BiPart is a deterministic, parallel hypergraph partitioner. The algorithms in BiPart are based on multi-level hypergraph partitioning [6]. These algorithms, as illustrated in this figure , reduce the size of the graph (or hypergraph) by collapsing vertices (coarsening phase), partition the smaller graph (initial partitioning phase), and then uncoarsen to construct a partition for the original graph (uncoarsening and refinement phase).
The objective function we are trying to reduce in this problem is total cut, number of edges (hyperedges) connecting different partitions. We add another restriction to the objective function and that is to minimize the sum of weights of the cut. Since our protein protein interaction network comes with a score on each edge i.e. a threshold of significance to include a interaction.
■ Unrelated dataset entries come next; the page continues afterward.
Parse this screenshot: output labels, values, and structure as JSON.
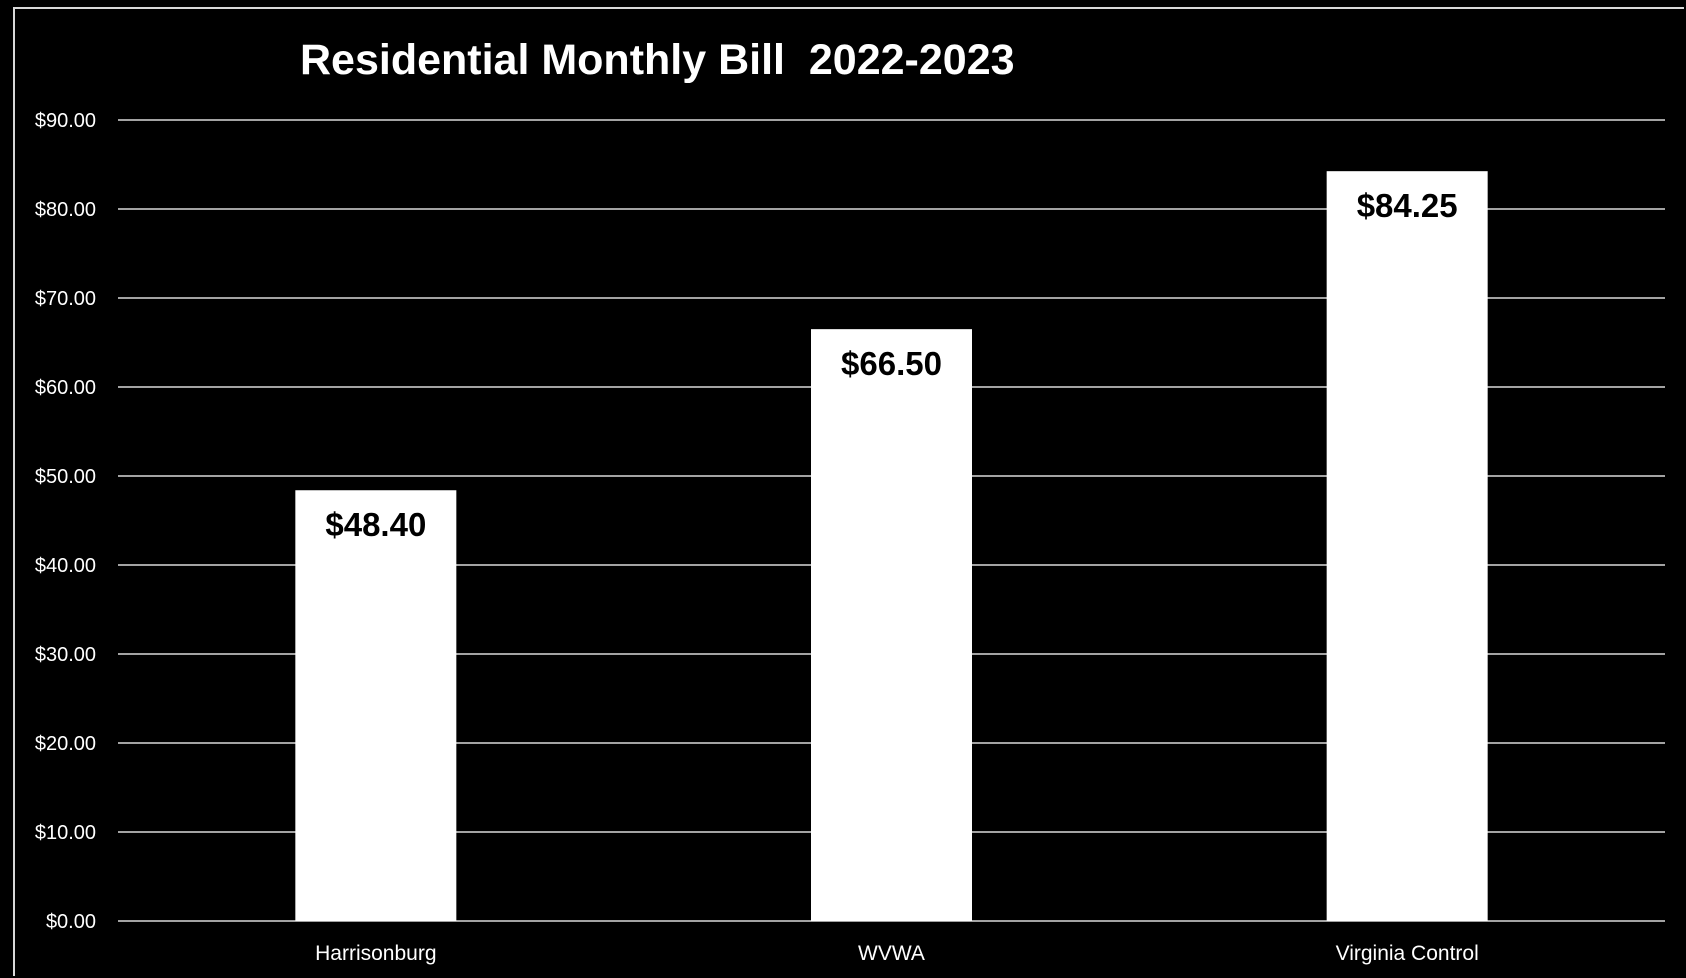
{
  "chart_data": {
    "type": "bar",
    "title": "Residential Monthly Bill  2022-2023",
    "xlabel": "",
    "ylabel": "",
    "categories": [
      "Harrisonburg",
      "WVWA",
      "Virginia Control"
    ],
    "values": [
      48.4,
      66.5,
      84.25
    ],
    "data_labels": [
      "$48.40",
      "$66.50",
      "$84.25"
    ],
    "ylim": [
      0,
      90
    ],
    "y_ticks": [
      0,
      10,
      20,
      30,
      40,
      50,
      60,
      70,
      80,
      90
    ],
    "y_tick_labels": [
      "$0.00",
      "$10.00",
      "$20.00",
      "$30.00",
      "$40.00",
      "$50.00",
      "$60.00",
      "$70.00",
      "$80.00",
      "$90.00"
    ],
    "grid": true,
    "legend": "none"
  },
  "colors": {
    "background": "#000000",
    "bars": "#ffffff",
    "gridlines": "#d9d9d9",
    "text": "#ffffff",
    "data_label": "#000000"
  }
}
By choosing such objective function for our algorithm, the hope is to generate partitions with nodes in each partition connected by a large score.
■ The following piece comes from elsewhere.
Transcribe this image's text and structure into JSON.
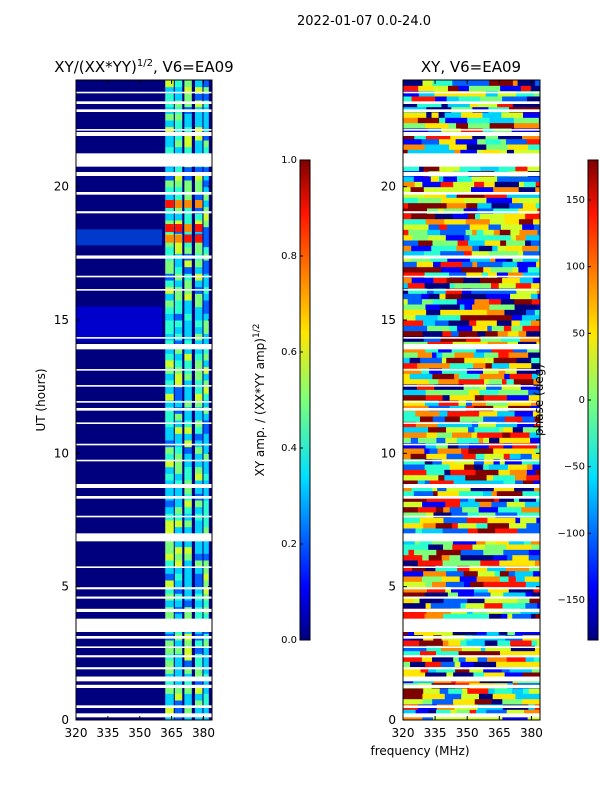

Choosing the number of partitions
In graph/hypergraph partitioning problems, we need to choose the number of partitions in advance. In this problem however, we are unaware of the number of communities (hyperedges). The approach I used to overcome this difficulty is to guess the number of communities and run the partitioner to create that many partitions (communities). I designed an evaluating system that would evaluate the quality of the detected communities and it will stop if the result is good otherwise, it creates one extra partition in the next level.
In this project, I start with N / 2 number of partitions where N is the number of nodes in my network. Once communities are created, I check the quality. I have two notion of quality. The weighted total cut tried to create communities with nodes strongly connected to each other but once my communities are created, we cannot use the edge cut to evaluate them.
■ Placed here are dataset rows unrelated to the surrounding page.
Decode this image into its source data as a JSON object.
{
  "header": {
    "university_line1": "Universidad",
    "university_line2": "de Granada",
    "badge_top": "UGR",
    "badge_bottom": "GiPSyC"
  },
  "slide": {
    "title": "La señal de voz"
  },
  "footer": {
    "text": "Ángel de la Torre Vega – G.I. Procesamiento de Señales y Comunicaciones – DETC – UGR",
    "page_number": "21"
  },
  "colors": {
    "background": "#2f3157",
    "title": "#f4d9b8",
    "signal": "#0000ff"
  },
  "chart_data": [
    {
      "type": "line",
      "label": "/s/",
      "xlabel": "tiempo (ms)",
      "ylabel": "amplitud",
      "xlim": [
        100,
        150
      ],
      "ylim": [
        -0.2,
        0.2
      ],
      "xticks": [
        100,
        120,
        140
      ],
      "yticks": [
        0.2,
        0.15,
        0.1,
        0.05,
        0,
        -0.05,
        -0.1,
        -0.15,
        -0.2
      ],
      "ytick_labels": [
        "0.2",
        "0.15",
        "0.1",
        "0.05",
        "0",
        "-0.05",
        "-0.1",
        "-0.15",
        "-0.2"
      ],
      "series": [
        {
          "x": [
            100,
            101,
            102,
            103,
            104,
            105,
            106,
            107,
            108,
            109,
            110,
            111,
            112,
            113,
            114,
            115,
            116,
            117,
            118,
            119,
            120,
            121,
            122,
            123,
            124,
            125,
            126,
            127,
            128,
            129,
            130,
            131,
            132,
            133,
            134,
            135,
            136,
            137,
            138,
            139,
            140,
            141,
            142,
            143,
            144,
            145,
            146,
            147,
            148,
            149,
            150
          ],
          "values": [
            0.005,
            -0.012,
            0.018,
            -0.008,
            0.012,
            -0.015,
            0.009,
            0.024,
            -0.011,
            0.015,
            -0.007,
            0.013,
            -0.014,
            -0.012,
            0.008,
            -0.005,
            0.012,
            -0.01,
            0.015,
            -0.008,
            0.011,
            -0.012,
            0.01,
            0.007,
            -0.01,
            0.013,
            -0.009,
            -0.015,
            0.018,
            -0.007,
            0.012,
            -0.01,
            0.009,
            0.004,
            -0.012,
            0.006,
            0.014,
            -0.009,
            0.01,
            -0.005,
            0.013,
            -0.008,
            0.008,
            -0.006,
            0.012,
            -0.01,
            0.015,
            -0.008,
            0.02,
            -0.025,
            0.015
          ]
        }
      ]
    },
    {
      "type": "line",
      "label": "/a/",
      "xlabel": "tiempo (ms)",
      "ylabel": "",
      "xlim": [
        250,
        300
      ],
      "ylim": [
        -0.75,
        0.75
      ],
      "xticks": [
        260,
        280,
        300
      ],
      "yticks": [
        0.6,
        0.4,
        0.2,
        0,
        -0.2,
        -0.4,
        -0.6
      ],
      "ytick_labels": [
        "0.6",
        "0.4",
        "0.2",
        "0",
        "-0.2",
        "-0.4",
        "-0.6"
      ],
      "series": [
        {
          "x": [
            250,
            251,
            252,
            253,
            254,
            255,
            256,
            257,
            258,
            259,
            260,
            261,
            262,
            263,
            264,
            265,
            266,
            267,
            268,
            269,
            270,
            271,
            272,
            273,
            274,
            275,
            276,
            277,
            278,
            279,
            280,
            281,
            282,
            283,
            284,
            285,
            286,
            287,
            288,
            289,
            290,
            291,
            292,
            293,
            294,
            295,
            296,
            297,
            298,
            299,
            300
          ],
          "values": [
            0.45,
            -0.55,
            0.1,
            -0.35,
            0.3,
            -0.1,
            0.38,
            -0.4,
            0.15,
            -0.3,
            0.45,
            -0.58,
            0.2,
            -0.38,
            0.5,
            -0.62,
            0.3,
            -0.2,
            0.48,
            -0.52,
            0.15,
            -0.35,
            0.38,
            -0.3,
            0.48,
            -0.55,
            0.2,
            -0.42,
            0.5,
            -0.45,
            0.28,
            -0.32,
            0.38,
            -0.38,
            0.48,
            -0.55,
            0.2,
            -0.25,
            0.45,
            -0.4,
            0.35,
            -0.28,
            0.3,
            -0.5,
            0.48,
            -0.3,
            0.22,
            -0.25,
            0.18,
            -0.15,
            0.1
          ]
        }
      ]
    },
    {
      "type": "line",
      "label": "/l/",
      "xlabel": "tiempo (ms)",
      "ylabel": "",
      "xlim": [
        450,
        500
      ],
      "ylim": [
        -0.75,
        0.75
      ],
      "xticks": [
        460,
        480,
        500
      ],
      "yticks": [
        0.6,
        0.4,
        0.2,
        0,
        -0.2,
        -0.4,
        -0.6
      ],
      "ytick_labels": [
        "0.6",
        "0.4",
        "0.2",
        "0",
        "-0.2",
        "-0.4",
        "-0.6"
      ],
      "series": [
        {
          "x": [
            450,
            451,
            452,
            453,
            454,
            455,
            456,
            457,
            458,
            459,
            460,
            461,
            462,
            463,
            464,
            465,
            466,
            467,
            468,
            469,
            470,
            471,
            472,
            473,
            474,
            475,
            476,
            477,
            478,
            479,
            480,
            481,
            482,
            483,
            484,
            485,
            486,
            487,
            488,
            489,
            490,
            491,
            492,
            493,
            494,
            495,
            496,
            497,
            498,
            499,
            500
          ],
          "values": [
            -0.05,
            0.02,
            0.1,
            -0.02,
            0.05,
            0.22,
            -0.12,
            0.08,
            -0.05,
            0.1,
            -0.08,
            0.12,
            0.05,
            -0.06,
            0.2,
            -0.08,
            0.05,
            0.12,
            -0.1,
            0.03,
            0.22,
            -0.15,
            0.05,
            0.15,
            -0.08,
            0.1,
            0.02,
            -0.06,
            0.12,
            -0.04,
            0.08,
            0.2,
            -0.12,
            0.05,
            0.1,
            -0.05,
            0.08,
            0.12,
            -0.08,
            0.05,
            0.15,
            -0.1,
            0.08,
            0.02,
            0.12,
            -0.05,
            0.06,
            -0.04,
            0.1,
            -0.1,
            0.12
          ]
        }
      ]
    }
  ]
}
To overcome this problem, I designed a system to evaluate the generated communities.
Once K communities are generated (K starts with N/2), I randomly remove 10% of the edges in the network and re-run the partitioner to generate the same number of communities with the new network. Then, I compare the result of the new community with the original. If my partitioner prediction is good enough i.e. 98% of the generated communities have similar nodes as the original, I would stop and return the generated partitions as potential communities. Otherwise, I re-run the partitioner and generate K+1 partition and re-evaluate them.